A number of other key New Lines staff also previously worked at Stratfor, an organization often referred to as the “shadow CIA,” a private group carrying out intelligence gathering on behalf of the U.S. government.
Spy Games
Perhaps the most notable New Lines Institute employee, however, is non-resident fellow Elizabeth Tsurkov. Tsurkov is a Russian-born Israeli who, before joining New Lines, worked at a number of hawkish think tanks, including the Atlantic Council and Freedom House.
She grew up in Israel and served for many years in Israeli military intelligence, including during Israel’s 2006 invasion of Lebanon. She also worked directly for former Israeli Minister of Interior and Deputy Prime Minister Natan Sharansky. In 2015, she published a photo of her at the Pentagon, claiming she was on a “special mission accompanied by the State Department.”
Tsurkov was an obscure figure who only came to international attention in 2023 when she was arrested in Baghdad, carrying out what authorities described as a spying mission. The news made worldwide headlines, with many official figures in the West leaping to her defense, describing the charges as ridiculous.
It transpired that she had concealed her identity, entering Iraq on a Russian passport, and presented herself as a Russian researcher and supporter of Shia cleric Muqtada al-Sadr. A 2022 video interview shows Tsurkov in Baghdad dressed in a khimar – a modest black dress and head covering. “It is clear that Muqtada al-Sadr is a patriotic figure who rejects intervention from any country, whether in the West or the East… In my opinion, this should be the position of every Iraqi political leader,” Tsurkov says, adding that the United States is an “oppressor” nation.
State-Funded Media
Considering its output, its constant support for U.S. policy and attacks on both domestic and international opponents of Washington, speculation was rife that the U.S. government was secretly funding New Lines. But the institute had always denied this, presenting itself as a neutral, agenda-free organization. That was, at least, until late last year when it announced that it had reached a “cooperative agreement” with the Modern War Institute at the United States Military Academy at West Point to “jointly develop actionable recommendations for U.S. global leadership to address pressing global security challenges.” In other words, to plan out American military strategy. The New Lines Institute also noted that they would now “serve as an intellectual resource for solving military problems.”
Days later, New Lines’ “About Us” section was updated, removing all reference to being funded by the Fairfax Foundation and inserting a clause admitting U.S. government financial support, strongly suggesting that the military is now bankrolling it. It now reads (emphasis added):
Funding for The New Lines Institute is provided by the The [sic] Washington Institute for Education and Research, a 501c(3) nonprofit organization registered in Washington DC.
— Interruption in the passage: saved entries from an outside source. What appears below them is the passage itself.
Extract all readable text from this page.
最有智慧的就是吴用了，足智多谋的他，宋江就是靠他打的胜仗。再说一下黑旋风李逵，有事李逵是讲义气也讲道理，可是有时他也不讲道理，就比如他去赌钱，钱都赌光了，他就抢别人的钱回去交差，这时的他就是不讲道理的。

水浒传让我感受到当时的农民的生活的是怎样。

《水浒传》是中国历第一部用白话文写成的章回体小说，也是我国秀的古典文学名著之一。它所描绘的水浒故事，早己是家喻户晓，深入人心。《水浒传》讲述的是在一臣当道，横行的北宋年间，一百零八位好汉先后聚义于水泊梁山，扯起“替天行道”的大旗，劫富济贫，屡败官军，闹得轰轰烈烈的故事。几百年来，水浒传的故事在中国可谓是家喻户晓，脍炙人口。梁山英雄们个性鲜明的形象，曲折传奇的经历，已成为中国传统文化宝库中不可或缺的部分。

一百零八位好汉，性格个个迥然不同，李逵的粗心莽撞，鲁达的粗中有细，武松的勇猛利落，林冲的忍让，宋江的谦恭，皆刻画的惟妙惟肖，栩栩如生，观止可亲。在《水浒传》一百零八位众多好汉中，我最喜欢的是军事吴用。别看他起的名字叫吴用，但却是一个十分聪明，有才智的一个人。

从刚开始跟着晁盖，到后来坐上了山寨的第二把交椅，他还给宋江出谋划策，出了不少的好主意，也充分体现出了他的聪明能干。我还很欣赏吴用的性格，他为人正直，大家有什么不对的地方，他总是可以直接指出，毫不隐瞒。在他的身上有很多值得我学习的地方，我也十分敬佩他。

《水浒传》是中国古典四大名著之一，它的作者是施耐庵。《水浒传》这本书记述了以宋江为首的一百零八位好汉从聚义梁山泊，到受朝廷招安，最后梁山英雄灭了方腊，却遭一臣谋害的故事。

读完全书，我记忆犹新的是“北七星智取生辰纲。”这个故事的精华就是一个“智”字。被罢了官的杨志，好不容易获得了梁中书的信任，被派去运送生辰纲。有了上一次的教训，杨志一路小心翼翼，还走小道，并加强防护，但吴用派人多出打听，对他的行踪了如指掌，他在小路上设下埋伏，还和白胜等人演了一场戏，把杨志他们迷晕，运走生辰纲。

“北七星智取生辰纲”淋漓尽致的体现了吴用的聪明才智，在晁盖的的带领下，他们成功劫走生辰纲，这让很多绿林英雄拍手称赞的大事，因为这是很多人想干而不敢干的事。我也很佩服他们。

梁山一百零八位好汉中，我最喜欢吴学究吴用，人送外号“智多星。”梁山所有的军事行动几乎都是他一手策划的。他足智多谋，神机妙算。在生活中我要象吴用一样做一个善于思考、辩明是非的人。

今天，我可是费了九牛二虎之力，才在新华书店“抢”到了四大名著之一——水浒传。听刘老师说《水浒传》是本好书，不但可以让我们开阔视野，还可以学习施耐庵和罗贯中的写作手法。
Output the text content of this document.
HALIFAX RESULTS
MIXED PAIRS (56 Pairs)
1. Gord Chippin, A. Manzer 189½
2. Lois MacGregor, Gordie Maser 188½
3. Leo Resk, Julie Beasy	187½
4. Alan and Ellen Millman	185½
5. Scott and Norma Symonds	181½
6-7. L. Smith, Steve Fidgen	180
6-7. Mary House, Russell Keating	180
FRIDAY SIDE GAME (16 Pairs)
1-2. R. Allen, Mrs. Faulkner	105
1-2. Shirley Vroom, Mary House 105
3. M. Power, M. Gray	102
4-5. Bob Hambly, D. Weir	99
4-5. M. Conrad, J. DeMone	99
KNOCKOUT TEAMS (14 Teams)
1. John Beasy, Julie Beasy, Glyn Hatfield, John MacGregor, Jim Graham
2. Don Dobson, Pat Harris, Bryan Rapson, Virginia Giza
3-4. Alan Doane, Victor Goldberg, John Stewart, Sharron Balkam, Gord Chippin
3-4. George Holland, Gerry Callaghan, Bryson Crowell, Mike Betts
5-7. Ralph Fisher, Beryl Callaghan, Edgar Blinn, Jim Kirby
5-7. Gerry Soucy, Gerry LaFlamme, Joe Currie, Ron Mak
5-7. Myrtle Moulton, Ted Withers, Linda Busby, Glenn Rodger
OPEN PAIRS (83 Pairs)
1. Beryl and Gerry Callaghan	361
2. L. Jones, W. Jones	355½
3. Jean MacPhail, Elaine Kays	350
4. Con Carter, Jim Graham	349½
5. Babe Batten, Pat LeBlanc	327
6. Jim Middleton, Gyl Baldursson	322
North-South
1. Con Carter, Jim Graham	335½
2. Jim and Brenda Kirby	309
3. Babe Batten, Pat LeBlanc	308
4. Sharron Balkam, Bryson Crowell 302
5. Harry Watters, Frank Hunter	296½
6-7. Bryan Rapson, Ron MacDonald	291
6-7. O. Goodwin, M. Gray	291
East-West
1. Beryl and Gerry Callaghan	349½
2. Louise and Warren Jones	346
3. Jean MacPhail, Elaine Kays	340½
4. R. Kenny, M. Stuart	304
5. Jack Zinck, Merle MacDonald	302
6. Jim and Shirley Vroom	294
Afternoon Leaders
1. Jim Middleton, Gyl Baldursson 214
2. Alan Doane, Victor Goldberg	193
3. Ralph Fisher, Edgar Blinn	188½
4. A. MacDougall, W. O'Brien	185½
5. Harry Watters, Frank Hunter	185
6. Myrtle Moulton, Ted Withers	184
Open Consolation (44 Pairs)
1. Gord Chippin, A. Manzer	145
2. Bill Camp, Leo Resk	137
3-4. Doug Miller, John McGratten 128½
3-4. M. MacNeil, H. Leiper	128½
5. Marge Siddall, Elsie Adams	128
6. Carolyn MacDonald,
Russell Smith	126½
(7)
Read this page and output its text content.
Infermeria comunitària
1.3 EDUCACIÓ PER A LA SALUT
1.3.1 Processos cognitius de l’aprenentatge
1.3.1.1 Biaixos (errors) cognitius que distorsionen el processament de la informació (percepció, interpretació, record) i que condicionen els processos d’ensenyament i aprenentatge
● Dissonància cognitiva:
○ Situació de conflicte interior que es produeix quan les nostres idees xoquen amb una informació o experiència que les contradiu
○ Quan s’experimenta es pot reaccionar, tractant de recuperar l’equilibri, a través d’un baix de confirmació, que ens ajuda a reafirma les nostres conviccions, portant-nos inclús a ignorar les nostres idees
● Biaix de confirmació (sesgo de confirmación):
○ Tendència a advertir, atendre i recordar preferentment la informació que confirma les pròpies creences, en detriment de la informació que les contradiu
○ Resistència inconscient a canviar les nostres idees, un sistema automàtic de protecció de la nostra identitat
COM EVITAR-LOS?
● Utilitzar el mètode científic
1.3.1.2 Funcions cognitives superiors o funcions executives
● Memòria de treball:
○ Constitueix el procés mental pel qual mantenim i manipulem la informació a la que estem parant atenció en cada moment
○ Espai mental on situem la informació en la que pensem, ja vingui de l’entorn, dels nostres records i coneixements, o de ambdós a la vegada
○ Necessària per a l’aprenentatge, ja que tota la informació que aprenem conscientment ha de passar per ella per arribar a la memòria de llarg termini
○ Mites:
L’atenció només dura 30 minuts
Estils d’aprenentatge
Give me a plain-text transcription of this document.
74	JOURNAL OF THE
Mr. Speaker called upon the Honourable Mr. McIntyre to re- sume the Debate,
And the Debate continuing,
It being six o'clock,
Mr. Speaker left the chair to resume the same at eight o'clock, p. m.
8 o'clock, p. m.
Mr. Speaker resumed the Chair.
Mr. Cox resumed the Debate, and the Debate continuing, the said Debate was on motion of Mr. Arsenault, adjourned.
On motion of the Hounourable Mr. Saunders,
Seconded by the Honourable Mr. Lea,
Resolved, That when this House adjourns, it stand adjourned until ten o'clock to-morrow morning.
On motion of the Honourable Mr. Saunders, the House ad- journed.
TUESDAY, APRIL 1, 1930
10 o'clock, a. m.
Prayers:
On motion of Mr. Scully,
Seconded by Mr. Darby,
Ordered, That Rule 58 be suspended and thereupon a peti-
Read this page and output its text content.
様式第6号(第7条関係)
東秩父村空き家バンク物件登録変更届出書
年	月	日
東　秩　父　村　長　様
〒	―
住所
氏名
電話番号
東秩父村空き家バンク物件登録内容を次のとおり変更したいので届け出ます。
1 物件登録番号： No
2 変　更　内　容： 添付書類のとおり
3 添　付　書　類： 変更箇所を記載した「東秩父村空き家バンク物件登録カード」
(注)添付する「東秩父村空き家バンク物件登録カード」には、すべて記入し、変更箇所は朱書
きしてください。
New Lines Institute accepts research grants and charitable donations from U.S. individuals, registered U.S. legal entities, and the U.S. Government in support of its research priorities, and only insofar as such support is in compliance with U.S. laws and regulations; aligns with the institute’s vision, mission, purpose and principles; and falls within its core areas of expertise.
The news did not come as a shock to those paying close attention. “It will come as a surprise to no-one that New Lines is funded by the U.S. government,” wrote investigative journalist Matt Kennard on Twitter. There is a certain tenor to the articles of these cut-outs that is instantly recognizable. Slightly critical—to be convincing—but only up to a point which leaves state narratives robust.”
It will come as a surprise to no-one that New Lines is funded by the US government.
There is a certain tenor to the articles of these cut-outs that is instantly recognisable.
Slightly critical – to be convincing – but only up to a point which leaves state narratives robust. https://t.co/lWoHt00EVI
— Matt Kennard (@kennardmatt) April 3, 2024
Others were even more scathing. “Congrats to New Lines on their new collaboration with the Modern War Institute at West Point Military Academy,” quipped The Grayzone’s Aaron Maté; “A good reminder that people who smear Grayzone and other independent journalists as state-funded are often projecting.”
Servants of Empire
With their quiet admission of U.S. government funding, New Lines joins an ever-growing list of organizations like Graphika and Bellingcat that present themselves as independent but are funded by the U.S. government. Former U.S. state and intelligence officials staff them and dutifully repeat U.S. government narratives and talking points.
Through their reports and studies, groups like New Lines launder Washington’s narratives into the public domain, smuggled in under the guise of objectivity. Worse still, New Lines has been at the forefront of attacking and demonizing the few dissenting voices left in American society, their reports being used to further marginalize alternative media – the only place where serious domestic critique of U.S. foreign policy can occur. It is, therefore, doubly crucial that organizations like New Lines are understood for precisely what they are: the State Department’s attack dogs.